I think it’s a good idea for an author to take time before a book release to plan and budget his or her own marketing much in the same way a publishing house would. Set aside a certain amount of money (comfortably within your budget!) and write out a plan of what you will do with that money and with the time you have to put into marketing as well. The key to planning successful marketing is to remember that what you put out should be earned back with interest through increased sales. Marketing should be an investment, so you should focus on what payoff your efforts could have. If you spend $20 on gas and food to drive to a book signing in another town, how many books are you likely to sell by doing this? If we estimate the royalty at $1 per book, I think you’d need to sell at least 40 copies for the $20 trip to be worthwhile. That doesn’t even take into account the time that was spent on the trip though.

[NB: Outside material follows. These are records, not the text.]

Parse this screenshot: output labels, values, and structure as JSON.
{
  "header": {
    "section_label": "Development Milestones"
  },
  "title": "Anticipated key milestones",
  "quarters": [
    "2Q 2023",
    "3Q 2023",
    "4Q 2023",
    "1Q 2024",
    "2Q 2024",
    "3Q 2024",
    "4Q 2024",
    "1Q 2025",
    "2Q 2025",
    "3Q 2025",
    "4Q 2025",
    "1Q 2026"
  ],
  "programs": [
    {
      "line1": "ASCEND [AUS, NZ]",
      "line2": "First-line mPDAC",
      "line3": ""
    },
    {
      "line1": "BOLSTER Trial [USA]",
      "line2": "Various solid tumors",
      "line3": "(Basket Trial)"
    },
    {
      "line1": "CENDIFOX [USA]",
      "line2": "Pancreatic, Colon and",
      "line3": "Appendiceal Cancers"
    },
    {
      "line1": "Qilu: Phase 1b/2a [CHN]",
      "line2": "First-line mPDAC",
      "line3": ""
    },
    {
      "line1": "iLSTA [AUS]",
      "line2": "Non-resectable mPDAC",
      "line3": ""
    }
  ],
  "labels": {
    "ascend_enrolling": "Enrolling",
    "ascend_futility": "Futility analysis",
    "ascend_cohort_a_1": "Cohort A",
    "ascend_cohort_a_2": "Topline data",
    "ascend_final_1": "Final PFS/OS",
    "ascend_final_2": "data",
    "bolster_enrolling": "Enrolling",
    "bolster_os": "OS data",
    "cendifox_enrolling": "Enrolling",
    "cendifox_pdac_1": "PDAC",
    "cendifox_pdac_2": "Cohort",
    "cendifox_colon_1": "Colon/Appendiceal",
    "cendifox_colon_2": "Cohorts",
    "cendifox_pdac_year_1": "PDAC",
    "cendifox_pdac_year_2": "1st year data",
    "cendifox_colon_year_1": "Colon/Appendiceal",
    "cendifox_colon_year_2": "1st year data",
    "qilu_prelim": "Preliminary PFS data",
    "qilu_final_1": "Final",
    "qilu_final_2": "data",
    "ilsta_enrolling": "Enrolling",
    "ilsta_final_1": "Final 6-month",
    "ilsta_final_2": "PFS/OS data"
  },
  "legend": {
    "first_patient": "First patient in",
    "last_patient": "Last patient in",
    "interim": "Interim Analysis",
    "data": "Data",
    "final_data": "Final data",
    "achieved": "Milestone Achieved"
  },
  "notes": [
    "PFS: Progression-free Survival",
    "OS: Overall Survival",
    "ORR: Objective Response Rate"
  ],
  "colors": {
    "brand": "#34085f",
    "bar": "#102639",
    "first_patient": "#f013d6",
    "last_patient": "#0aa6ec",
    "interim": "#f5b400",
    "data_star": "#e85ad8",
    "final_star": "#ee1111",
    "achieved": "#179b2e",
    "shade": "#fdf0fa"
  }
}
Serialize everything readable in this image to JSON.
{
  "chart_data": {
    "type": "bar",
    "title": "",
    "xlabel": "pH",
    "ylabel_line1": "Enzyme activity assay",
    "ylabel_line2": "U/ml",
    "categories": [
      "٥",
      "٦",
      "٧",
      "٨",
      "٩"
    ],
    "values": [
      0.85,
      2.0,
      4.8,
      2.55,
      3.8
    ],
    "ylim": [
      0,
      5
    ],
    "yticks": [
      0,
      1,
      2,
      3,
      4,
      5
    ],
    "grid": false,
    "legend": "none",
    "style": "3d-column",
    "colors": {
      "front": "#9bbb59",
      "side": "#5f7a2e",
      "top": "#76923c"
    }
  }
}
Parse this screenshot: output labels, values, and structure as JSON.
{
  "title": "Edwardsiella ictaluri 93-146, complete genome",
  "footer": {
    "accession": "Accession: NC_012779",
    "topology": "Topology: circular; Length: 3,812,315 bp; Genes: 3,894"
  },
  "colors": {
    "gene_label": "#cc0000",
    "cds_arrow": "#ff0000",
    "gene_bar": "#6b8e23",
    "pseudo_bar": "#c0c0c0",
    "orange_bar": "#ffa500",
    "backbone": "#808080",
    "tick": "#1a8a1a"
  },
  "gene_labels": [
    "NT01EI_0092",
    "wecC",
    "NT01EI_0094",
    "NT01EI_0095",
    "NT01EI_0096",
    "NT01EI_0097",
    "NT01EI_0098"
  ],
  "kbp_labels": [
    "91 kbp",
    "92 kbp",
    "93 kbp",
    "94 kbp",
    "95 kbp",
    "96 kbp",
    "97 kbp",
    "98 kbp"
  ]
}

A full day is worth a lot.
It’s extremely hard to know what the actual monetary gains will be from a marketing effort. For example, if you are able to gain a few new readers for one book, they are likely to buy other books from you in the future, and they might tell their friends about your books. I suggest estimating your return at the lowest possible payback for your efforts so that you are sure your marketing dollars are being spent well. The extra sales that might come from your efforts will just be icing on the cake at some future date.
If, for some reason or another, your marketing efforts don’t end up paying back what you put into them plus interest, you can console yourself with knowing that your money spent on marketing is also a tax write off.
How do you estimate your investment returns on marketing efforts?
Do you enjoy marketing your book? Why or why not?